What’s good for one is good for all

Published 7:00 am Thursday, March 5, 2015

The effort to make the public hospitals in Mississippi operate like the taxpayer-owned entities they are is not dead for this legislative session.
That’s the good news.
But the bill that a House panel passed before Tuesday’s deadline is woefully inadequate and needs to be restored to what had earlier passed the Senate by a 51-0 vote.
The House Public Health and Human Services Committee, caving somewhat to the lobbying of the Mississippi Hospital Association, amended Senate Bill 2407 to make its transparency provisions apply to only one public hospital system, Singing River Health Systems on the Gulf Coast. That hospital system has been in the news for the past year because of its financial problems and sneaky decision to stop contributing to its employees’ retirement plan without telling the employees.
The mess at Singing River would have come to light much earlier if it, like all public hospitals, had not been exempt from the state’s Open Meetings Act. Waiting, however, until a public hospital messes up before making its board conduct its business in the open is missing the point. Openness is good public policy because it can deter poor decision-making and shenanigans by hospital board members and executives from occurring in the first place.

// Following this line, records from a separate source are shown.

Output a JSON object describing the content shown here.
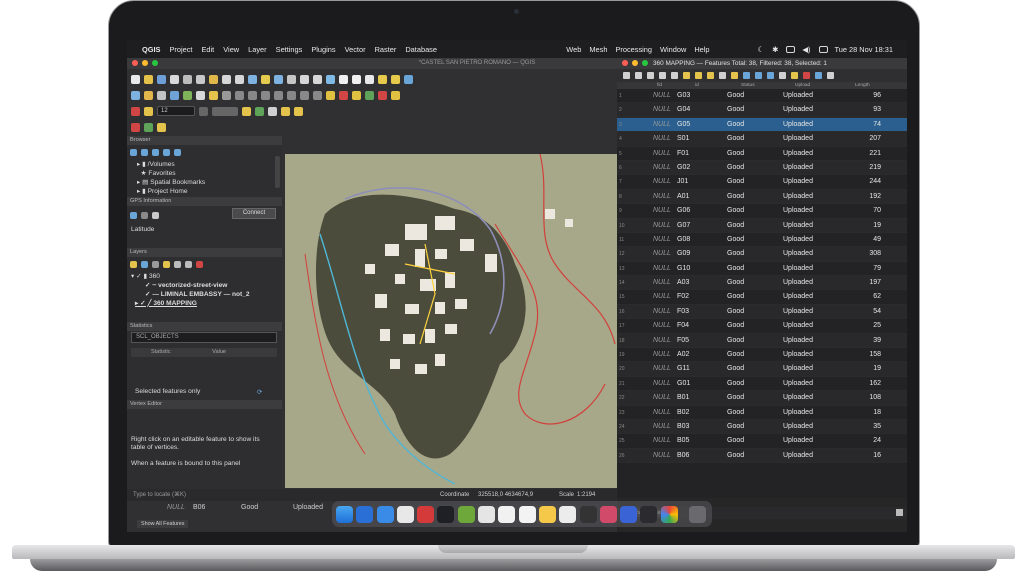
{
  "menubar": {
    "app": "QGIS",
    "items": [
      "Project",
      "Edit",
      "View",
      "Layer",
      "Settings",
      "Plugins",
      "Vector",
      "Raster",
      "Database"
    ],
    "right_items": [
      "Web",
      "Mesh",
      "Processing",
      "Window",
      "Help"
    ],
    "clock": "Tue 28 Nov  18:31"
  },
  "qgis": {
    "window_title": "*CASTEL SAN PIETRO ROMANO — QGIS",
    "scale_field": "12",
    "browser": {
      "section": "Browser",
      "items": [
        "/Volumes",
        "Favorites",
        "Spatial Bookmarks",
        "Project Home"
      ]
    },
    "gps": {
      "section": "GPS Information",
      "connect": "Connect",
      "latitude_label": "Latitude"
    },
    "layers": {
      "section": "Layers",
      "group": "360",
      "items": [
        "vectorized-street-view",
        "LIMINAL EMBASSY  — not_2",
        "360 MAPPING"
      ]
    },
    "statistics": {
      "section": "Statistics",
      "layer": "SCL_OBJECTS",
      "col1": "Statistic",
      "col2": "Value",
      "selected_only": "Selected features only"
    },
    "vertex_editor": {
      "section": "Vertex Editor",
      "hint": "Right click on an editable feature to show its table of vertices.",
      "hint2": "When a feature is bound to this panel"
    },
    "status": {
      "locate_placeholder": "Type to locate (⌘K)",
      "coordinate_label": "Coordinate",
      "coordinate": "325518,0  4634674,9",
      "scale_label": "Scale",
      "scale": "1:2194"
    }
  },
  "attribute_table": {
    "title": "360 MAPPING — Features Total: 38, Filtered: 38, Selected: 1",
    "headers": [
      "fid",
      "id",
      "Status",
      "Upload",
      "Length"
    ],
    "rows": [
      {
        "n": "1",
        "null": "NULL",
        "id": "G03",
        "status": "Good",
        "upload": "Uploaded",
        "length": "96"
      },
      {
        "n": "2",
        "null": "NULL",
        "id": "G04",
        "status": "Good",
        "upload": "Uploaded",
        "length": "93"
      },
      {
        "n": "3",
        "null": "NULL",
        "id": "G05",
        "status": "Good",
        "upload": "Uploaded",
        "length": "74"
      },
      {
        "n": "4",
        "null": "NULL",
        "id": "S01",
        "status": "Good",
        "upload": "Uploaded",
        "length": "207"
      },
      {
        "n": "5",
        "null": "NULL",
        "id": "F01",
        "status": "Good",
        "upload": "Uploaded",
        "length": "221"
      },
      {
        "n": "6",
        "null": "NULL",
        "id": "G02",
        "status": "Good",
        "upload": "Uploaded",
        "length": "219"
      },
      {
        "n": "7",
        "null": "NULL",
        "id": "J01",
        "status": "Good",
        "upload": "Uploaded",
        "length": "244"
      },
      {
        "n": "8",
        "null": "NULL",
        "id": "A01",
        "status": "Good",
        "upload": "Uploaded",
        "length": "192"
      },
      {
        "n": "9",
        "null": "NULL",
        "id": "G06",
        "status": "Good",
        "upload": "Uploaded",
        "length": "70"
      },
      {
        "n": "10",
        "null": "NULL",
        "id": "G07",
        "status": "Good",
        "upload": "Uploaded",
        "length": "19"
      },
      {
        "n": "11",
        "null": "NULL",
        "id": "G08",
        "status": "Good",
        "upload": "Uploaded",
        "length": "49"
      },
      {
        "n": "12",
        "null": "NULL",
        "id": "G09",
        "status": "Good",
        "upload": "Uploaded",
        "length": "308"
      },
      {
        "n": "13",
        "null": "NULL",
        "id": "G10",
        "status": "Good",
        "upload": "Uploaded",
        "length": "79"
      },
      {
        "n": "14",
        "null": "NULL",
        "id": "A03",
        "status": "Good",
        "upload": "Uploaded",
        "length": "197"
      },
      {
        "n": "15",
        "null": "NULL",
        "id": "F02",
        "status": "Good",
        "upload": "Uploaded",
        "length": "62"
      },
      {
        "n": "16",
        "null": "NULL",
        "id": "F03",
        "status": "Good",
        "upload": "Uploaded",
        "length": "54"
      },
      {
        "n": "17",
        "null": "NULL",
        "id": "F04",
        "status": "Good",
        "upload": "Uploaded",
        "length": "25"
      },
      {
        "n": "18",
        "null": "NULL",
        "id": "F05",
        "status": "Good",
        "upload": "Uploaded",
        "length": "39"
      },
      {
        "n": "19",
        "null": "NULL",
        "id": "A02",
        "status": "Good",
        "upload": "Uploaded",
        "length": "158"
      },
      {
        "n": "20",
        "null": "NULL",
        "id": "G11",
        "status": "Good",
        "upload": "Uploaded",
        "length": "19"
      },
      {
        "n": "21",
        "null": "NULL",
        "id": "G01",
        "status": "Good",
        "upload": "Uploaded",
        "length": "162"
      },
      {
        "n": "22",
        "null": "NULL",
        "id": "B01",
        "status": "Good",
        "upload": "Uploaded",
        "length": "108"
      },
      {
        "n": "23",
        "null": "NULL",
        "id": "B02",
        "status": "Good",
        "upload": "Uploaded",
        "length": "18"
      },
      {
        "n": "24",
        "null": "NULL",
        "id": "B03",
        "status": "Good",
        "upload": "Uploaded",
        "length": "35"
      },
      {
        "n": "25",
        "null": "NULL",
        "id": "B05",
        "status": "Good",
        "upload": "Uploaded",
        "length": "24"
      },
      {
        "n": "26",
        "null": "NULL",
        "id": "B06",
        "status": "Good",
        "upload": "Uploaded",
        "length": "16"
      }
    ],
    "selected_index": 2,
    "footer_button": "Show All Features",
    "bottom_row": {
      "null": "NULL",
      "id": "B06",
      "status": "Good",
      "upload": "Uploaded"
    }
  },
  "colors": {
    "map_background": "#a7a88a",
    "terrain": "#4b4c3c",
    "selection": "#2a5f8f",
    "route_red": "#d2403a",
    "route_cyan": "#4fb6d6"
  }
}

Senate Bill 2407 would require hospital boards to operate more like other public bodies, with allowances to go behind closed doors only for a specified — but still plenty generous — set of reasons. The bill would also make more of the financial records of hospitals accessible.

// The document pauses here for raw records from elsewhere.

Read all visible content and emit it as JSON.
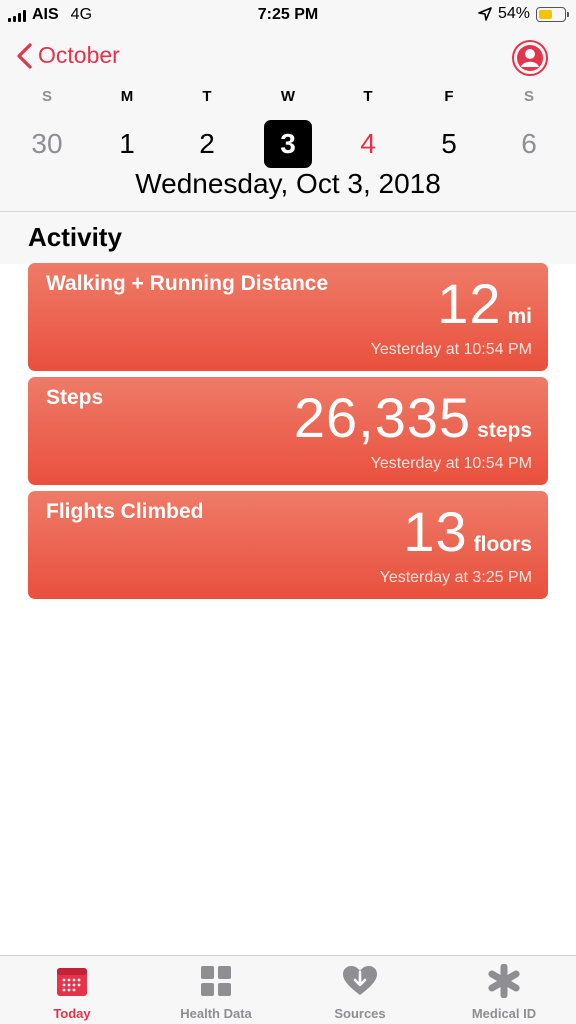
{
  "status_bar": {
    "carrier": "AIS",
    "network": "4G",
    "time": "7:25 PM",
    "battery_percent_label": "54%",
    "battery_level": 0.54
  },
  "header": {
    "back_label": "October",
    "weekdays": [
      "S",
      "M",
      "T",
      "W",
      "T",
      "F",
      "S"
    ],
    "dates": [
      "30",
      "1",
      "2",
      "3",
      "4",
      "5",
      "6"
    ],
    "selected_index": 3,
    "full_date": "Wednesday, Oct 3, 2018"
  },
  "activity": {
    "title": "Activity",
    "cards": [
      {
        "label": "Walking + Running Distance",
        "value": "12",
        "unit": "mi",
        "time": "Yesterday at 10:54 PM"
      },
      {
        "label": "Steps",
        "value": "26,335",
        "unit": "steps",
        "time": "Yesterday at 10:54 PM"
      },
      {
        "label": "Flights Climbed",
        "value": "13",
        "unit": "floors",
        "time": "Yesterday at 3:25 PM"
      }
    ]
  },
  "tabbar": {
    "tabs": [
      {
        "label": "Today",
        "icon": "calendar-icon",
        "active": true
      },
      {
        "label": "Health Data",
        "icon": "grid-icon",
        "active": false
      },
      {
        "label": "Sources",
        "icon": "heart-download-icon",
        "active": false
      },
      {
        "label": "Medical ID",
        "icon": "asterisk-icon",
        "active": false
      }
    ]
  },
  "colors": {
    "accent": "#e4334a",
    "card_top": "#ee7b68",
    "card_bottom": "#e9503d",
    "muted_date": "#8e8e93",
    "today_red": "#e4334a"
  }
}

Besides raising the red herring that Senate Bill 2407 could compromise patient privacy (a complete fiction since the bill specifically says that patient medical records would remain confidential, as required by federal law), the Hospital Association continues to claim that public hospitals have to be able to operate in secret because of the competitive environment in health care.
So what? Public schools compete for students and employees with private schools. So do public universities compete for students and employees with private universities. They don’t get an exemption because they have competition. Neither should public hospitals.
Mississippi, in fact, is one of few states that allows public hospitals to act like private companies. According to the research done by the Mississippi Press Association, only four other states allow public hospitals to operate in secret, and one of those states, Alabama, is considering lifting the blanket exemption. Public hospitals in the rest of the country have just as fierce a competition as Mississippi, if not fiercer, and they seem to operate just fine letting their owners, the taxpayers, watch what they are doing.
The full House must now consider the watered-down version of Senate Bill 2407. It should strike the amendment and pass the original bill it was sent. What’s a good idea for Singing River is a good idea for every public hospital in Mississippi.